Voor de kandidaatlidstaten zou er een programma moeten komen met betrekking tot het sociaal beleid en de doelstellingen van sociale cohesie. Activiteiten voor de toetredingslanden dienen een hoge prioriteit te krijgen, waarbij de EIB en de Europese Bank voor Wederopbouw en Ontwikkeling moeten samenwerken. Ook dringt het EP aan op intensivering van de activiteiten in de Balkan-regio.
Het EP heeft de nodige aanmerkingen op de doorzichtigheid van en de financiële controle op het beleid van de EIB. Het stelt een onafhankelijke klachteninstantie voor en verzoekt de EIB volledige toegang te geven tot de informatie die nodig is voor een audit door de Rekenkamer. De Rekenkamer moet het recht krijgen in alle gevallen waarin de EIB leningen verstrekt zowel de garantie als de onderliggende transactie te controleren en moet de efficiëntie van het beheer door de EIB kunnen controleren. De EIB moet bovendien onder toezicht worden geplaatst van de Europese Centrale Bank of van enig ander nog op te richten instituut. Projectfinanciering moet worden stopgezet als bedrijven illegale praktijken gebruiken of een project ingaat tegen de nationale wetgeving.

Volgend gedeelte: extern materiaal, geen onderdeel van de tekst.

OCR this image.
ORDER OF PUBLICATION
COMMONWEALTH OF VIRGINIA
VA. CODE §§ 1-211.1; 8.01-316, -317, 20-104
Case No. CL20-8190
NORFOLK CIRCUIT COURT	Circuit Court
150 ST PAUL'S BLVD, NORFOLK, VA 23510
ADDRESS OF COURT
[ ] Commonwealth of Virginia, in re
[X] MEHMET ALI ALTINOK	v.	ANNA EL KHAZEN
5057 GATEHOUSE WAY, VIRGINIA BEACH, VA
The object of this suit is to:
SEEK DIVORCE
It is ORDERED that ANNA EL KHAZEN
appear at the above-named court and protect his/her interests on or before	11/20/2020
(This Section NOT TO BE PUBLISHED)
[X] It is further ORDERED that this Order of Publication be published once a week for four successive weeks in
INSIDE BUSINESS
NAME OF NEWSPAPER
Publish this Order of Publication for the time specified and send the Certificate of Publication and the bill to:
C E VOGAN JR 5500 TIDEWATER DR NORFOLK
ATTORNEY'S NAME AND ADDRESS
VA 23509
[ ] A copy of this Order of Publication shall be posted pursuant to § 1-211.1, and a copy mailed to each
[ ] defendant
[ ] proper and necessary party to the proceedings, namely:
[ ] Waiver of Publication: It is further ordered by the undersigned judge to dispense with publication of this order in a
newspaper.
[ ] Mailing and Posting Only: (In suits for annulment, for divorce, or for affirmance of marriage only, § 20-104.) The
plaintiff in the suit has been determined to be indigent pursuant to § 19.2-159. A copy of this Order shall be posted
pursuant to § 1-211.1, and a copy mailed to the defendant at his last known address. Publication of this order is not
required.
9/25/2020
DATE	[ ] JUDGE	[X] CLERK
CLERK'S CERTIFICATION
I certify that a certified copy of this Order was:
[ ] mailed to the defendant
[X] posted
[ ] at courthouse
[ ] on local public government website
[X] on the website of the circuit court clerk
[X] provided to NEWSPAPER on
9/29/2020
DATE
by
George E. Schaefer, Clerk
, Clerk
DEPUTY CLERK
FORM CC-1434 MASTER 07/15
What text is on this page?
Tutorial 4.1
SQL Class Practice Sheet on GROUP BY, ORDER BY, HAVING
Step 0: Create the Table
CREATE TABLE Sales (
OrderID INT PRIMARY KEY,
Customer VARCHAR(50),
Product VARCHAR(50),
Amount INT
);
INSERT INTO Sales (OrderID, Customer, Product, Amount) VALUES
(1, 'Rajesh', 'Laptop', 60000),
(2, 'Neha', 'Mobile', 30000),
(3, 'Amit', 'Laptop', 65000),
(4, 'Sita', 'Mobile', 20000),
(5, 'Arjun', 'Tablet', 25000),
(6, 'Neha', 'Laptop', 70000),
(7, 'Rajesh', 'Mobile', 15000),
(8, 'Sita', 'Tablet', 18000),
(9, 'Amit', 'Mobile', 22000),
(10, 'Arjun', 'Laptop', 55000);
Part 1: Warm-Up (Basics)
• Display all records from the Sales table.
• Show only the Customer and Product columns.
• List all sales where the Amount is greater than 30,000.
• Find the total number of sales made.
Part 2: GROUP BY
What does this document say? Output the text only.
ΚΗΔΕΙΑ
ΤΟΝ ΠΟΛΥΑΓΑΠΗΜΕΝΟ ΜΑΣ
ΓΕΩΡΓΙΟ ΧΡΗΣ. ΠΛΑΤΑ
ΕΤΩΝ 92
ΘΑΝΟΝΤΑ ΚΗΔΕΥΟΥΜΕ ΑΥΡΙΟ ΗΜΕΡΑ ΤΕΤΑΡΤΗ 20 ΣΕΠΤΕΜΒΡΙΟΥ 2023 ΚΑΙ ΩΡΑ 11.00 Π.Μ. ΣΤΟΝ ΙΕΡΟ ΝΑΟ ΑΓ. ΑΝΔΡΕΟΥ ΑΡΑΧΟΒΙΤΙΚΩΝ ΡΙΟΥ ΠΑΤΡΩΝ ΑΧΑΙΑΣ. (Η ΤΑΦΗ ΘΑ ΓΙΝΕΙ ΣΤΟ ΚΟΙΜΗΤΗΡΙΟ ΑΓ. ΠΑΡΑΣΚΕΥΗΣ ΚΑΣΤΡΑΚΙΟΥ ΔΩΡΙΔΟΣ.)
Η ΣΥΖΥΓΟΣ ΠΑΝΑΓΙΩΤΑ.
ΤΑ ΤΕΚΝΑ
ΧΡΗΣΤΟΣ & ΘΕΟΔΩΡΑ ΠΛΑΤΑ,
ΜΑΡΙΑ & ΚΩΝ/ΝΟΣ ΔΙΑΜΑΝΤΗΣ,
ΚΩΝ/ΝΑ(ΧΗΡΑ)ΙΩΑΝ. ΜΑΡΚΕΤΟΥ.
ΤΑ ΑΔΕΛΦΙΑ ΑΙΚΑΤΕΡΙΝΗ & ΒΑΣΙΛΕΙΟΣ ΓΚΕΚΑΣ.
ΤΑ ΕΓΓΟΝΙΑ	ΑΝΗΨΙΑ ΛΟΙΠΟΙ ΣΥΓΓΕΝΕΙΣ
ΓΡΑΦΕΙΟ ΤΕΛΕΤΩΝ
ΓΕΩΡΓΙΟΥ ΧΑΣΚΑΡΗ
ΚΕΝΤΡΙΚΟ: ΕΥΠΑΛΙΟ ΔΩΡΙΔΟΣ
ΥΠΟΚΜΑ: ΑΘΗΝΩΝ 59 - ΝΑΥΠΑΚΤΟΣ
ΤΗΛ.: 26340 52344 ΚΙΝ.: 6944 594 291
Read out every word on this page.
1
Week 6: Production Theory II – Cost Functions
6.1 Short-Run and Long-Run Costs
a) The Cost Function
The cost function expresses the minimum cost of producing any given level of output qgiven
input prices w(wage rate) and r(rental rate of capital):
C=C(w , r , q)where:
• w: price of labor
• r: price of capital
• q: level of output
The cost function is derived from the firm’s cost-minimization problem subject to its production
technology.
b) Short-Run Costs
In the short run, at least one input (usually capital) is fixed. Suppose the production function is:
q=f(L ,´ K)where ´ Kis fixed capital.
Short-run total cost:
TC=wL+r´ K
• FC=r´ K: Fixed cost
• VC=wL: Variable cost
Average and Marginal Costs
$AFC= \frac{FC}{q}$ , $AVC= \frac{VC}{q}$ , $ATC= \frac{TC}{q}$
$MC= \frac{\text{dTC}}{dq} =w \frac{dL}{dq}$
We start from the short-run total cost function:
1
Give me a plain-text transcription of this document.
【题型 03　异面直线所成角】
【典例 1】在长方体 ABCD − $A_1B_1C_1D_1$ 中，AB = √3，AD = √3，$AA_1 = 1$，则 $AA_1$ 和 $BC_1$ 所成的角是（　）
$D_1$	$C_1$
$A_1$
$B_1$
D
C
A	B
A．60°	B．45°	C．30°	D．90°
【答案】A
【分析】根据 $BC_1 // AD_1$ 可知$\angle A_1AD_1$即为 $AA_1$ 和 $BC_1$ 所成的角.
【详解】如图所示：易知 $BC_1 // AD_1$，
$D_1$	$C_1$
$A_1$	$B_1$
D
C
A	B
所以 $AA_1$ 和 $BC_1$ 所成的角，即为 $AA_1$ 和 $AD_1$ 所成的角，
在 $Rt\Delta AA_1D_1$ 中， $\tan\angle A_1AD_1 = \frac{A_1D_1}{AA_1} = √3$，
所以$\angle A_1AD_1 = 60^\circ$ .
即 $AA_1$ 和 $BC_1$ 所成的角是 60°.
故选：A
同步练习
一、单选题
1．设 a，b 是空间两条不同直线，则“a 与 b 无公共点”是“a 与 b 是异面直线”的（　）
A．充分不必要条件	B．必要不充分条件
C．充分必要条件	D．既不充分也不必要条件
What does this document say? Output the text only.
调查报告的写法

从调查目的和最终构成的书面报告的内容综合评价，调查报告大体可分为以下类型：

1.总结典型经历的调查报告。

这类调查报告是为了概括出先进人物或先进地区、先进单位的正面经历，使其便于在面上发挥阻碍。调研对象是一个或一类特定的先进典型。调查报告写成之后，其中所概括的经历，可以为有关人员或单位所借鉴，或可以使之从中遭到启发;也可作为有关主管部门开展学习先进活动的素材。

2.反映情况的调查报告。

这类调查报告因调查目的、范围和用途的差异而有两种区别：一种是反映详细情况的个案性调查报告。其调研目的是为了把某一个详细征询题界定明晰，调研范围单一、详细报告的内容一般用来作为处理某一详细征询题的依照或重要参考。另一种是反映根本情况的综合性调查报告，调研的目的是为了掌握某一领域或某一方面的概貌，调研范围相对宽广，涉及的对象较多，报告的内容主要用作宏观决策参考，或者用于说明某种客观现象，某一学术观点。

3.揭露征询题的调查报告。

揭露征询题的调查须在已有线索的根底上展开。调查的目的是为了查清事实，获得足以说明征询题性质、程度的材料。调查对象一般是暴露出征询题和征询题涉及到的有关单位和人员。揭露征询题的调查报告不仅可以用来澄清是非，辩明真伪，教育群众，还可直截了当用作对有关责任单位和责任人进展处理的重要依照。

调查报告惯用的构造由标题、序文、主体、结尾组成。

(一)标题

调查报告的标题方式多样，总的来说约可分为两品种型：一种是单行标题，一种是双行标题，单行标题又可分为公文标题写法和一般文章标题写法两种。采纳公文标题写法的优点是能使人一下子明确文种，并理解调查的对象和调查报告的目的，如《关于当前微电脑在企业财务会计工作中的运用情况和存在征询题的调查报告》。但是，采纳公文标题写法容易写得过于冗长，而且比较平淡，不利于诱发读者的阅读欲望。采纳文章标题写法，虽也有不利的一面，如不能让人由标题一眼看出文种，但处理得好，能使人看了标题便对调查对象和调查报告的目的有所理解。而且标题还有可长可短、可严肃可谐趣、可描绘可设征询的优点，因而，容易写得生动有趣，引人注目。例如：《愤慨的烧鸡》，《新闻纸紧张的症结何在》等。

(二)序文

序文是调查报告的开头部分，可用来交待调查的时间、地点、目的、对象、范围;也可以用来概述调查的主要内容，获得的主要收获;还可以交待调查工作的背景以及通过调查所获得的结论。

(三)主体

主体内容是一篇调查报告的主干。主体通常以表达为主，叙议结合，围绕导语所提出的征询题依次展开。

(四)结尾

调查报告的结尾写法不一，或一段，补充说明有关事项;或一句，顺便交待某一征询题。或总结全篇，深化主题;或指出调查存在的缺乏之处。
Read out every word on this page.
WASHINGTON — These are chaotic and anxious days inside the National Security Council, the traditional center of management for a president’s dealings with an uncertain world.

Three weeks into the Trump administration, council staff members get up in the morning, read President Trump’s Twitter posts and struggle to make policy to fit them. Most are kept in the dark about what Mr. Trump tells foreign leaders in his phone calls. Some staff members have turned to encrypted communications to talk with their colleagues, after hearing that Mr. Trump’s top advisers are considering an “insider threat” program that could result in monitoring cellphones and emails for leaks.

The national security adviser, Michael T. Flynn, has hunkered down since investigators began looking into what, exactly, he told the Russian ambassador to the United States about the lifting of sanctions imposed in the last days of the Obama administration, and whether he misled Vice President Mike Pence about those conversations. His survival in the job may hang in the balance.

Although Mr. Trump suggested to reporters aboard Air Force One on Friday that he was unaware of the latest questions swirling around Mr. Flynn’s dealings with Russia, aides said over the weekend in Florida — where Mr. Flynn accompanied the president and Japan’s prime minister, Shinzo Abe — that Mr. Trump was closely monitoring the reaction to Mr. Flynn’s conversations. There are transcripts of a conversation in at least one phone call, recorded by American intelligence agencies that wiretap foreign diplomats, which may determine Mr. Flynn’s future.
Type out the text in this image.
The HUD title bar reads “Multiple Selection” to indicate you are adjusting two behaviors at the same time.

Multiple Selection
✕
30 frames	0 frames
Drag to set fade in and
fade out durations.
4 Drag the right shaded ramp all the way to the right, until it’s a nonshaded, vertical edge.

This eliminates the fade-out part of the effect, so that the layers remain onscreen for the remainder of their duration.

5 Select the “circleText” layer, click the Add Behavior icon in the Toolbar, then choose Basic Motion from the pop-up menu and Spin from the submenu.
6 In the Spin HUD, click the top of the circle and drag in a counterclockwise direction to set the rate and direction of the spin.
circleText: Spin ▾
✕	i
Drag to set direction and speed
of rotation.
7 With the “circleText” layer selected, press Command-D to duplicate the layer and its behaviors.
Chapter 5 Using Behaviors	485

Tenslotte wijst het EP erop, dat de EIB ter waarde van € 10,5 mrd aan algemene leningen in de lidstaten heeft uitstaan. Deze leningen zijn zeer vaag gedefinieerd. De EIB en de Rekenkamer zouden een beoordeling moeten maken van het doel en de begunstigden van de leningen en daarover verslag uit te brengen in het volgende jaarverslag.